There’s something I’ve always wondered about the movie but only now have thought about asking.

For a while Buzz Lightyear doesn’t know he’s a toy.

Later on in the movie Woody has the toys break the rules and come alive in Sid’s presence so that Woody can escape, and Sid will stop torturing the rest of them.

Since it takes a while for Buzz to realize he’s a toy, presumably he wouldn’t know about the rules of becoming inactive when a human looks at him. So why does he become inactive in the presence of humans?

Instinct?

I don’t think there is an explanation. The part at the end where they come alive to Sid was the weakest part of the movie. Are you telling me that Andy wouldn’t rather have a sentient, self-aware Woody to play with, rather than a doll with a pull string? If there’s some grand, metaphysical rule that they must be inanimate when people are around, fine. Since they’re doing it by choice, not only does that call Buzz’s actions into question, but it means the rest of the toys are manipulative assholes.

Ouch, that’s a little harsh.

But Woody does make it sound like it’s just a rule the toys follow. So it seems illogical then that Buzz would follow it since he doesn’t think that he’s a toy.

Maybe he believes the rule exists for another reason, from another source? If he thinks the big, curious alien will get bored and go away if he doesn’t encourage it, and knows he’s safe within his space armour, he might play dead even if he doesn’t know he’s a toy.

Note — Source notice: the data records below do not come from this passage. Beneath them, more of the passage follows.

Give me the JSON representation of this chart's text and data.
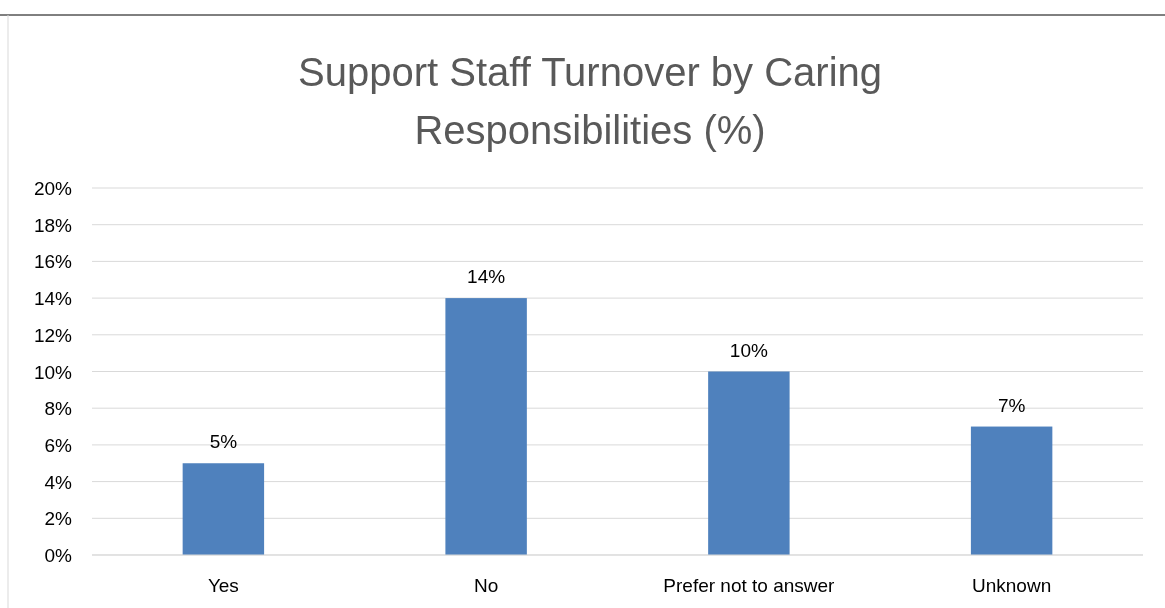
{
  "chart_data": {
    "type": "bar",
    "title": "Support Staff Turnover by Caring Responsibilities (%)",
    "categories": [
      "Yes",
      "No",
      "Prefer not to answer",
      "Unknown"
    ],
    "values": [
      5,
      14,
      10,
      7
    ],
    "value_labels": [
      "5%",
      "14%",
      "10%",
      "7%"
    ],
    "color": "#4f81bd",
    "ylim": [
      0,
      20
    ],
    "yticks": [
      {
        "value": 0,
        "label": "0%"
      },
      {
        "value": 2,
        "label": "2%"
      },
      {
        "value": 4,
        "label": "4%"
      },
      {
        "value": 6,
        "label": "6%"
      },
      {
        "value": 8,
        "label": "8%"
      },
      {
        "value": 10,
        "label": "10%"
      },
      {
        "value": 12,
        "label": "12%"
      },
      {
        "value": 14,
        "label": "14%"
      },
      {
        "value": 16,
        "label": "16%"
      },
      {
        "value": 18,
        "label": "18%"
      },
      {
        "value": 20,
        "label": "20%"
      }
    ],
    "grid": "y"
  }
}
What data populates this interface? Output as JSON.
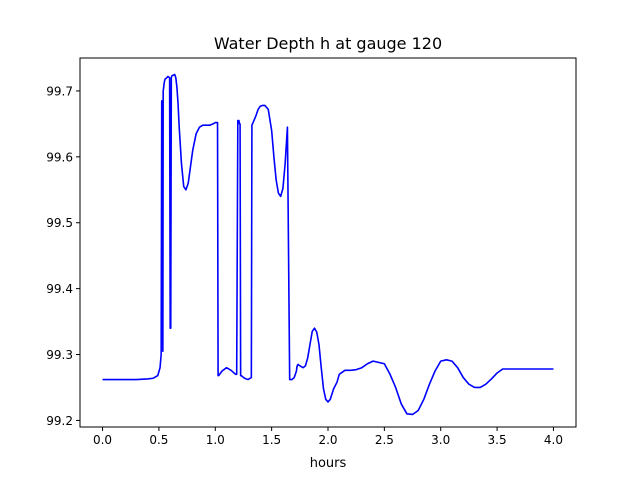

I’ve always assumed it was this, plus instinct. Buzz basically views the humans as potentially hostile aliens who can clearly overpower him with no trouble, and his immediate thought is therefore, “hide until I can get the hell out of here and back to Space Command.” However, being a toy, he has certain behaviors wired in at the “genetic” level (much as animals will freeze when suddenly placed under a floodlight, or how we jerk back automatically when burned). So rather than actually running away and hiding under something, his instinct as a toy, even though he doesn’t know he is one, is to freeze in place until the human goes away.

Of course, as with all instincts, this automatic behavioral response can be overcome if necessary - especially once a given toy is aware of it. Hence the toys’ ability to come alive for Sid later in the movie.

I also disagree with Robot Arm that the toys are “manipulative assholes.” They exist in a world in which toys are alive, and humans don’t realize this. You see how freaked out Sid gets when Woody and the other toys come to life in front of him - and it’s not just because they’re trying to be creepy. It would freak anybody out to realize that their dolls can move about of their own free will. Hell, it’s the plot of at least a dozen horror movies!

In order to remain toys at all, they have to pretend to be inanimate. And they happily do so, because ultimately the toys care about their owners and want them to be happy. And more importantly, they want to be played with. It’s a major theme in both Toy Story movies that the worst thing a toy can go through is to be forgotten by his or her owner. So hiding their alive-ness is their way of reciprocating the love and care they’re shown by the kids who play with them.

It’s surprising because the Pixar people actually worried about details like this. They had a meeting during the production of Toy Story 2 because somebody asked how the toys got back from the airport to the house. (The result was the brief cutaway shut of the airport shuttle in the street.)

Ideally the toys should never “really” come alive. It should be a sort of parallel reality not perceptable to humans, where the toys can’t actually make permanent changes to the physical world, or at most the toys actions get translated into Really Unlikely Coincidences. Or who knows, maybe Sid got a hold of some blotter acid and had a really bad trip. :stuck_out_tongue:

Becoming inactive for other reasons, and/or instinct. Guess that makes sense.